Seperti diketahui, kegagalan Pertamina memasok BBM ke pelosok negeri serta berbagai masalah terkait telah memaksa pemerintah menyerah. Tidak kurang dari Presiden Susilo Bambang Yudhoyono dan wakilnya, Jusuf Kalla , akhirnya memohon dan mengimbau agar masyarakat bisa melakukan penghematan energi, terutama BBM, dalam menjalankan berbagai aktivitas ekonomi mereka (Kompas, 23/6/2005). Memang penghematan menjadi salah satu alternatif yang paling mungkin dilakukan saat ini mengingat proses peningkatan produksi membutuhkan waktu.
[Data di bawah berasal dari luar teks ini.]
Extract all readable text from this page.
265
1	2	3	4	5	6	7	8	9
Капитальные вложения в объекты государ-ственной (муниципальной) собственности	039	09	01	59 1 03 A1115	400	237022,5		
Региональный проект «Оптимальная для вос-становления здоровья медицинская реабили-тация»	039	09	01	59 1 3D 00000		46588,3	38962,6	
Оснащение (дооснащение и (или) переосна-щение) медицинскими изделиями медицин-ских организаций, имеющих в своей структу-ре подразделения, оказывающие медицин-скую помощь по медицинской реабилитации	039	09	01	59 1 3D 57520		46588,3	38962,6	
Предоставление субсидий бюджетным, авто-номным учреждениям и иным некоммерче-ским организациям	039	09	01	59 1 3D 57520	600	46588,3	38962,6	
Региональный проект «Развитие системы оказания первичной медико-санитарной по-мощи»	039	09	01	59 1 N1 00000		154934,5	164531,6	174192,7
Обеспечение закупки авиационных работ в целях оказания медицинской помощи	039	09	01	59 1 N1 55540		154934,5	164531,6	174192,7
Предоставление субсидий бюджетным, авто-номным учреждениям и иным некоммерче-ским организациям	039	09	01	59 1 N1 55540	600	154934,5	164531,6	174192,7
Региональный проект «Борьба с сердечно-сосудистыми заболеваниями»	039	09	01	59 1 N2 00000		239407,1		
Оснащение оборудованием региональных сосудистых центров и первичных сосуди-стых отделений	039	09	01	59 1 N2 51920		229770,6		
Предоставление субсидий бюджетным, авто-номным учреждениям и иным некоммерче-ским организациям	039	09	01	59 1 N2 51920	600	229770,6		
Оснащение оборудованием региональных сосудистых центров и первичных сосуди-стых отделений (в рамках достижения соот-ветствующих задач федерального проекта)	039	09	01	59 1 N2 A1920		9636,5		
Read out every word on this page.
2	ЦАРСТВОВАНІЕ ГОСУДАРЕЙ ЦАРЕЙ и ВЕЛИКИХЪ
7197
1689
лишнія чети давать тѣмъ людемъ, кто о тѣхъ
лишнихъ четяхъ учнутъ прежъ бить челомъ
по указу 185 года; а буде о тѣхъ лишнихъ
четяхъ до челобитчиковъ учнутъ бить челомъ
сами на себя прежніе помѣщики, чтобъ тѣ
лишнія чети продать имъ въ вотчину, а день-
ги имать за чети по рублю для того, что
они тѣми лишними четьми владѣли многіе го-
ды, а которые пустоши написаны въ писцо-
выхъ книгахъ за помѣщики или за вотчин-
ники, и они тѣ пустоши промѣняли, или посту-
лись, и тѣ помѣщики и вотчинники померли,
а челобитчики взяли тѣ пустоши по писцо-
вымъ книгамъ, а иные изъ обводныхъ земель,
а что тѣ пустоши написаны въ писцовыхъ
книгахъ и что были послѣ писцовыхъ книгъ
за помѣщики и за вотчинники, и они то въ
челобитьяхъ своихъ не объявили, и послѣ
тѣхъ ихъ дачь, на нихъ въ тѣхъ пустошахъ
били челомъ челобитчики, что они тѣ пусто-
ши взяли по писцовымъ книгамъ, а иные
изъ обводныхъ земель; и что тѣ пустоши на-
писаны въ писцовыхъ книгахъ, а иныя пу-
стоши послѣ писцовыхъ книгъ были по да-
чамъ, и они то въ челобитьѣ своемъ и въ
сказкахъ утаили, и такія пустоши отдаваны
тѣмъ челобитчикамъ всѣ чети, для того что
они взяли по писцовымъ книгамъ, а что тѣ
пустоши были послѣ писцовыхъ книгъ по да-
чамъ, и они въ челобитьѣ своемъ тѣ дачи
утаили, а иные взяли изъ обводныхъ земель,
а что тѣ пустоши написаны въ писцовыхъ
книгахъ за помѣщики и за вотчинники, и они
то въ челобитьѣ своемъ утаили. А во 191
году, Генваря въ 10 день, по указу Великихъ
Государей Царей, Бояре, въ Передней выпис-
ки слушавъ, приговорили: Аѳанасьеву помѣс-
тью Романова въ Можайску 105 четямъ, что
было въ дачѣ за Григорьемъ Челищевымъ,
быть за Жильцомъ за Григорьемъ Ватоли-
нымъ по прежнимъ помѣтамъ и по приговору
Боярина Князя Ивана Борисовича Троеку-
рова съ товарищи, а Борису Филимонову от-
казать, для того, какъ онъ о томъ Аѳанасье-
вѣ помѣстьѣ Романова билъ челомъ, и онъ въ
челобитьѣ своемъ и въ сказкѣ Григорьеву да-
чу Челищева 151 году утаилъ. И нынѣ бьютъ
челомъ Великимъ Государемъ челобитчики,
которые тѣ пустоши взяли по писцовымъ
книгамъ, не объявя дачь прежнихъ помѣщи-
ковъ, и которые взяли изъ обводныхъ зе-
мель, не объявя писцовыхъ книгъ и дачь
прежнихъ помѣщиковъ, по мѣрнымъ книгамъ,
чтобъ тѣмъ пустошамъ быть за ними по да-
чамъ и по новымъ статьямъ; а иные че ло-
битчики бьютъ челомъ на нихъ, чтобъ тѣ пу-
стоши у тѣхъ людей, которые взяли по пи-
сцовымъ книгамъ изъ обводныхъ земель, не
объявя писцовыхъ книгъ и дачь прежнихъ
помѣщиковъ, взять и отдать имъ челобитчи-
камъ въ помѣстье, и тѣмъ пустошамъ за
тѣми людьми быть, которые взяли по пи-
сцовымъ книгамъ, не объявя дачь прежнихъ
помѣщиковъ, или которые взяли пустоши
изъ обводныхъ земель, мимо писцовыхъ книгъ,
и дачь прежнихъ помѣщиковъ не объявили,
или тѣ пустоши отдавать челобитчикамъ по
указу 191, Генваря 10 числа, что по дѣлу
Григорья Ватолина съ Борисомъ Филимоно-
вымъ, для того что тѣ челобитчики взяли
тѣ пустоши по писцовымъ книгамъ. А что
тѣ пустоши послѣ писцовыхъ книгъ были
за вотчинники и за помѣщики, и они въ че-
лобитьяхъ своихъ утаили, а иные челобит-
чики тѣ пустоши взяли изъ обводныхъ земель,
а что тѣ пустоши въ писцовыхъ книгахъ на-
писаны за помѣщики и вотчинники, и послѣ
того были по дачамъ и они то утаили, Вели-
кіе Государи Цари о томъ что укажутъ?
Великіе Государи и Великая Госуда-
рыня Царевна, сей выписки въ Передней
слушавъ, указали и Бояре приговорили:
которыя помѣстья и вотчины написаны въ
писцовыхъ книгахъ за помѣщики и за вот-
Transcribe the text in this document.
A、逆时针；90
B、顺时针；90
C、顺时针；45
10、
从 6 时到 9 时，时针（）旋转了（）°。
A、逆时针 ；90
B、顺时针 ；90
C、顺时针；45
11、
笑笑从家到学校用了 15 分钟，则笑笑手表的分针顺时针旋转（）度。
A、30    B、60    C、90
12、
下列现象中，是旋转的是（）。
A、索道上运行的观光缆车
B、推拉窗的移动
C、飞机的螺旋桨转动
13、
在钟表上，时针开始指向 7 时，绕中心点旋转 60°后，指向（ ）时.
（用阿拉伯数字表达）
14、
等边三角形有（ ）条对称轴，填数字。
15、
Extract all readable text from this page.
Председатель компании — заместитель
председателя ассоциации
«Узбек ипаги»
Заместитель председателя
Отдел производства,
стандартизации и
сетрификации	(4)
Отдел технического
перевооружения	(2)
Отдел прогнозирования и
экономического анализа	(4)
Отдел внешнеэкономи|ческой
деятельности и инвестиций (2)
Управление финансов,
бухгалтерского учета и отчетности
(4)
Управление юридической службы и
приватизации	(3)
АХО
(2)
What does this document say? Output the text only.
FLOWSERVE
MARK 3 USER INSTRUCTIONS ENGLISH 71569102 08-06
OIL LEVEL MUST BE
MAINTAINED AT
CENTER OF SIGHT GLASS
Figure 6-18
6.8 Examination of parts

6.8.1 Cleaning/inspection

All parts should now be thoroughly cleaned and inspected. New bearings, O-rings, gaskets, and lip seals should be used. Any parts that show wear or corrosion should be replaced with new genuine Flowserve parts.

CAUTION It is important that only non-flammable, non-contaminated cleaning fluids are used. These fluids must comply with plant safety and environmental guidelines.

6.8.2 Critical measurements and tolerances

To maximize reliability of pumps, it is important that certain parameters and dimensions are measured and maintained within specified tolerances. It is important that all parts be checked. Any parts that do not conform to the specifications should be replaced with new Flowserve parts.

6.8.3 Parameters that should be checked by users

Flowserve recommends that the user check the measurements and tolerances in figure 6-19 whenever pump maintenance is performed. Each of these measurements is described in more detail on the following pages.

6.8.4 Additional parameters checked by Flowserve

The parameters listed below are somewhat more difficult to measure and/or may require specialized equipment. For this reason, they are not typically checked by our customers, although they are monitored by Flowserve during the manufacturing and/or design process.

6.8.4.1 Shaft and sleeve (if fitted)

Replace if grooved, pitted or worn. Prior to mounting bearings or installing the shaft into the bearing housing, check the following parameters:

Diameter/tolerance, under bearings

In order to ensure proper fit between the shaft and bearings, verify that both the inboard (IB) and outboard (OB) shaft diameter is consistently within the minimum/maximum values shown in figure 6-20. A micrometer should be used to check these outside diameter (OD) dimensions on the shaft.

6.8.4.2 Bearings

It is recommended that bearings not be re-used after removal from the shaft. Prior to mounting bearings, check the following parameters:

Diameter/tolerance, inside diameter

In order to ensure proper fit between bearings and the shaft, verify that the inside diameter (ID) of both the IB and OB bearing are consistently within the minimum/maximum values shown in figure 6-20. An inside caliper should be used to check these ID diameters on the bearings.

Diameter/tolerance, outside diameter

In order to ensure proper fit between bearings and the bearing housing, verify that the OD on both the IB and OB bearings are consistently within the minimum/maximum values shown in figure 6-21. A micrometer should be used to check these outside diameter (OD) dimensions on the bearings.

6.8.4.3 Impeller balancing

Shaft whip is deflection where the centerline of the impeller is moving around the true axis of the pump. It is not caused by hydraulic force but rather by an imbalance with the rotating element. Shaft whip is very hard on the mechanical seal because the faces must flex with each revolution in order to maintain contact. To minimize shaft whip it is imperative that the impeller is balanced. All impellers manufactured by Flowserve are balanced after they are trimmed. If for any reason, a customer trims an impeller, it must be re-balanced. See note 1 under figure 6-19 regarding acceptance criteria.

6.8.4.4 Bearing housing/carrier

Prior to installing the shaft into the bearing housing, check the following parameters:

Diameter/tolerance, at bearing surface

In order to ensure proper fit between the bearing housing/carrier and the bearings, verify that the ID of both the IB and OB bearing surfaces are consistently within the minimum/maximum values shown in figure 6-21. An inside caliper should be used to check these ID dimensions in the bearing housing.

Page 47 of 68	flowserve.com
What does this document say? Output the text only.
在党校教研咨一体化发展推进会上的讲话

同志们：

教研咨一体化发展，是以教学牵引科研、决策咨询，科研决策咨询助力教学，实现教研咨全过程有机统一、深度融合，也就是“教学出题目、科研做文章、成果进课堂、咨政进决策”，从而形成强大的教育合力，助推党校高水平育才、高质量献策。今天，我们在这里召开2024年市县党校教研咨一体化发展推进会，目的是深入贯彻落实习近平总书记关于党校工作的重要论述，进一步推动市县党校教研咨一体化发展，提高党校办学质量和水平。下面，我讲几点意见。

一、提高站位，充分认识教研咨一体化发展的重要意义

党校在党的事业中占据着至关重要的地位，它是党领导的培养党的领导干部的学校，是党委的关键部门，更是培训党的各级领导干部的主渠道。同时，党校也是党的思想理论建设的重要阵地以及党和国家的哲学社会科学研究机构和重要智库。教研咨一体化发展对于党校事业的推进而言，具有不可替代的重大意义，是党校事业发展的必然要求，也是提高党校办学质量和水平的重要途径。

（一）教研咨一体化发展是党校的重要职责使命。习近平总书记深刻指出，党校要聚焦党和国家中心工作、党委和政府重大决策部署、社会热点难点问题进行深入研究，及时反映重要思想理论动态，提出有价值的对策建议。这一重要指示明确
Terbukti, meski telah lebih dari dua tahun pascaterbentuknya BP Migas yang mengurus masalah hulu industri migas, tingkat produksi minyak nasional masih belum beranjak jauh dari angka 1 juta barrel per hari.

Boros energi

Kita memang tergolong bangsa yang boros dalam penggunaan energi. Intensitas Energi indikator yang mengaitkan tingkat penggunaan energi dengan peningkatan GDP suatu negara Indonesia memang tergolong masih besar. Meski bukan merupakan indikator yang paling sahih, karena bias populasi Indonesia yang tinggi, intensitas energi Indonesia tergolong buruk dibandingkan dengan sebagian besar negara ASEAN lainnya. Apalagi jika dibandingkan dengan Jepang dan Amerika Serikat (AS).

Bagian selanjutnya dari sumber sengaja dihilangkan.